This afternoon at Google I/O 2009 Dave Sparks gave the most technical presentation of the conference so far when he delved into the details of the Android Media Framework. Here are my notes from the talk.
Design Goals of the Media Framework include:
- Simplify application development
- Share resources in multi-tasked environment
- Provide a strong security model
- Leave room for future growth
The typical stack for a media function call is pretty complex:
DVM proxy > JNI > Native proxy (C++) > Binder Proxy > Binder Native > Native Implementation
Thankfully you don't need to make many calls to the framework. Using a native proxy will allow developers to call media from native games in the future.
Internally the media framework has its own handlers for .ogg and .mid files, and sends anything else to the OpenCORE library. That's why the .ogg format is preferred for lightweight sound effects.
Android video codecs include:
- H.263 Video. Originally designed for low bit-rate video conferencing. Simple encoder and decoder, 3GPP standard, Used by many streaming sites for low bit-rate video.
- MPEG4-SP (Simple Profiler) Video. Designed as a replacement for MPEG1/2 codecs. Simple encoder. Not much improvement over H.263. It's missing the deblocking filter.
- H.264 AVC. Better compression (e.g., multiple reference frames, not supported currently in Android), better quality, different profiles, more complex.
Audio codecs include:
- MP3 approx 10:1 compression @ 128Kbps. Sonic transparency 192Kbps.
- AAC (Advanced Audio Codec). Better compression, sonic transparency 128Kbps. Commonly used in MPEG-4 streams.
- Ogg Vorbis. Better compression than MP3. Low overhead player; low latency, uses less memory. Can loop seamlessly (unlike MP3).
- Adaptive Multi-rate (AMR) audio. Speech codec, narrow band 8KHz, wide band 16KHz. Used in 3GP streams. AMR narrow is the only encoder available in software.
Typical streams look like this:
- 3GPP - lower quality, H.263 video, AMR-NB audio, bit rates up to 192Kbps
- MPEG-4 - higher quality, H.264 video, AAC audio, Bit rates up to 500Kbps
New features for Cupcake V1.5 include:
- Video recording
- AudioTrack -- direct access to raw audio
- AudioRecord -- ditto
- JET interactive MIDI engine
AudioTrack and AudioRecord are interesting to low level audio developers:
- Expose raw PCM audio streams to applications
- AudioTrack: Write PCM audio directly to mixer engine
- AudioRecord: Read PCM audio directly from mic
- Callback mechanism for threaded application
- Static buffer for playing sound effects
The JET Interactive MIDI Engine is new for Cupcake:
- It's based on MIDI - file sizes can be small
- You can pre-author content that is very interactive
- DLS support allows for better quality instruments (load your own samples)

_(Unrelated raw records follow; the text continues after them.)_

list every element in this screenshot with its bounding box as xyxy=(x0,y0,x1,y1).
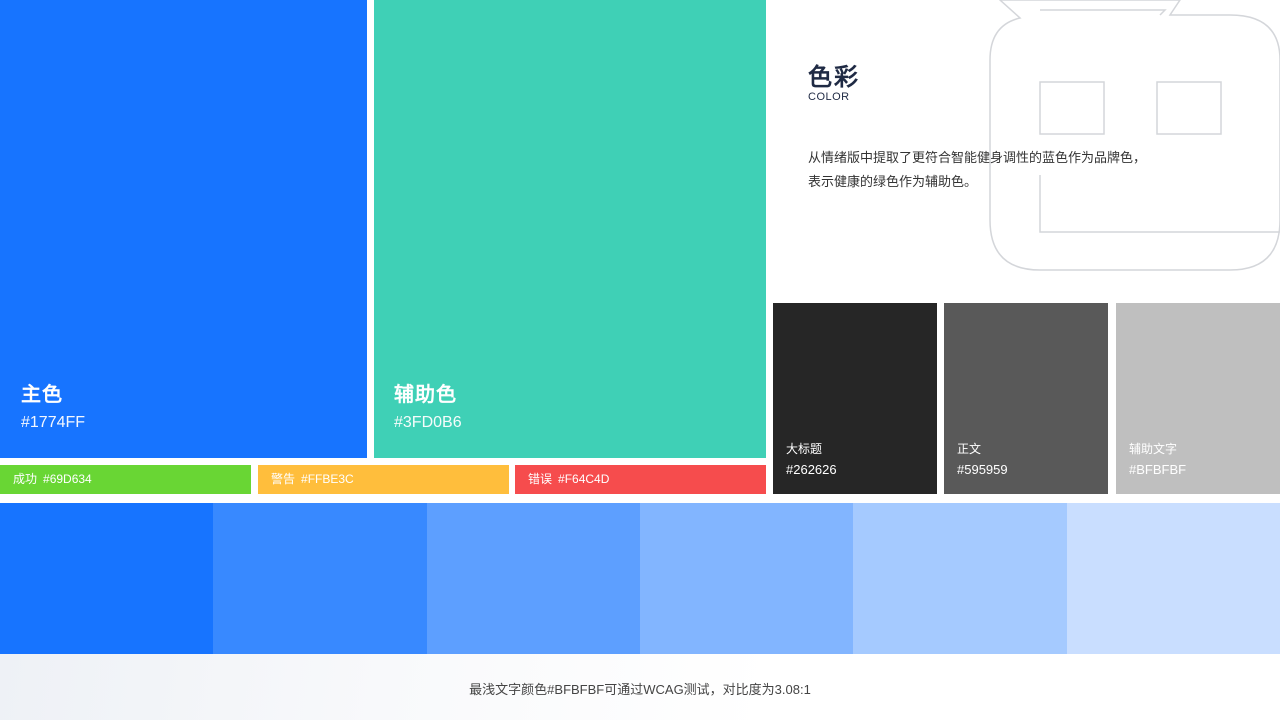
blue-scale-step-5 xyxy=(853,503,1067,654)
description-line-2: 表示健康的绿色作为辅助色。 xyxy=(808,174,978,189)
color-glyph-watermark-icon xyxy=(989,0,1280,271)
secondary-color-title: 辅助色 xyxy=(394,384,457,406)
section-subtitle: COLOR xyxy=(808,91,850,103)
success-code: #69D634 xyxy=(43,472,92,486)
error-code: #F64C4D xyxy=(558,472,610,486)
contrast-note: 最浅文字颜色#BFBFBF可通过WCAG测试，对比度为3.08:1 xyxy=(469,682,811,697)
section-description: 从情绪版中提取了更符合智能健身调性的蓝色作为品牌色， 表示健康的绿色作为辅助色。 xyxy=(808,146,1188,194)
heading-text-label: 大标题 xyxy=(786,442,823,456)
primary-color-swatch: 主色 #1774FF xyxy=(0,0,367,458)
secondary-color-swatch: 辅助色 #3FD0B6 xyxy=(374,0,766,458)
footer: 最浅文字颜色#BFBFBF可通过WCAG测试，对比度为3.08:1 xyxy=(0,654,1280,720)
body-text-color-swatch: 正文 #595959 xyxy=(944,303,1108,494)
success-color-bar: 成功 #69D634 xyxy=(0,465,251,494)
error-color-bar: 错误 #F64C4D xyxy=(515,465,766,494)
blue-scale xyxy=(0,503,1280,654)
color-spec-page: 主色 #1774FF 辅助色 #3FD0B6 成功 #69D634 警告 #FFBE… xyxy=(0,0,1280,720)
warning-code: #FFBE3C xyxy=(301,472,354,486)
heading-text-color-swatch: 大标题 #262626 xyxy=(773,303,937,494)
warning-color-bar: 警告 #FFBE3C xyxy=(258,465,509,494)
blue-scale-step-3 xyxy=(426,503,640,654)
blue-scale-step-2 xyxy=(213,503,427,654)
body-text-label: 正文 xyxy=(957,442,982,456)
secondary-color-code: #3FD0B6 xyxy=(394,414,462,431)
blue-scale-step-6 xyxy=(1066,503,1280,654)
warning-label: 警告 xyxy=(271,472,296,486)
error-label: 错误 xyxy=(528,472,553,486)
success-label: 成功 xyxy=(13,472,38,486)
section-title: 色彩 xyxy=(808,64,860,91)
description-line-1: 从情绪版中提取了更符合智能健身调性的蓝色作为品牌色， xyxy=(808,150,1147,165)
heading-text-code: #262626 xyxy=(786,462,837,477)
auxiliary-text-code: #BFBFBF xyxy=(1129,462,1187,477)
primary-color-code: #1774FF xyxy=(21,414,86,431)
body-text-code: #595959 xyxy=(957,462,1008,477)
auxiliary-text-label: 辅助文字 xyxy=(1129,442,1178,456)
blue-scale-step-1 xyxy=(0,503,214,654)
primary-color-title: 主色 xyxy=(21,384,63,406)
blue-scale-step-4 xyxy=(639,503,854,654)
auxiliary-text-color-swatch: 辅助文字 #BFBFBF xyxy=(1116,303,1280,494)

- Precise synchronization for layered MIDI tracks
- Native code - very efficient
- Synchronization callbacks to applications for rhythm games
- Open source engine and creation tools
- VST plugin - use it inside your favorite DAW tool (Digital Audio Works?)
Dave spent some time in the talk going over common problems with the Media framework that he has seen users encounter. For example, one common problem is that volume control behavior is inconsistent.
- Volume control is overloaded
- If you're in a call, adjusts in call value
- if rinning, mute ringer
- if media track active, adjust media volue
- otherwise adjust ringtone volume <--- default
In an application that plays sounds periodically the volume behavior is not consistent.
The solution is to set the default stream type in your onCreate() method:
Unable to play file from a resource?
- mp.setDataSource("res:com.myapp...") doesn't work
- solution: use AssetFileDescriptor
Out of MediaPlayers?
- Call release() and set to null, or call reset() then setDataSource()
- Limit to 2 or 3 maximum
- Especially in your onPause()
- This happens when you're playing too many compressed streams at a time (like MP3)
- Solution: use SoundPool. 1.0/1.1 had problems but 1.5 is much better.
- Decodes and loads into memory so they're ready to play.
- 5% per stream overhead (instead of 20-30%)
During the Q&A Dan revealed that OpenGL 2.0 support was coming in the Eclair version (currently at HEAD in source control). The 2d framework will be running in a 3d context. He also said this would allow the support of video as a texture.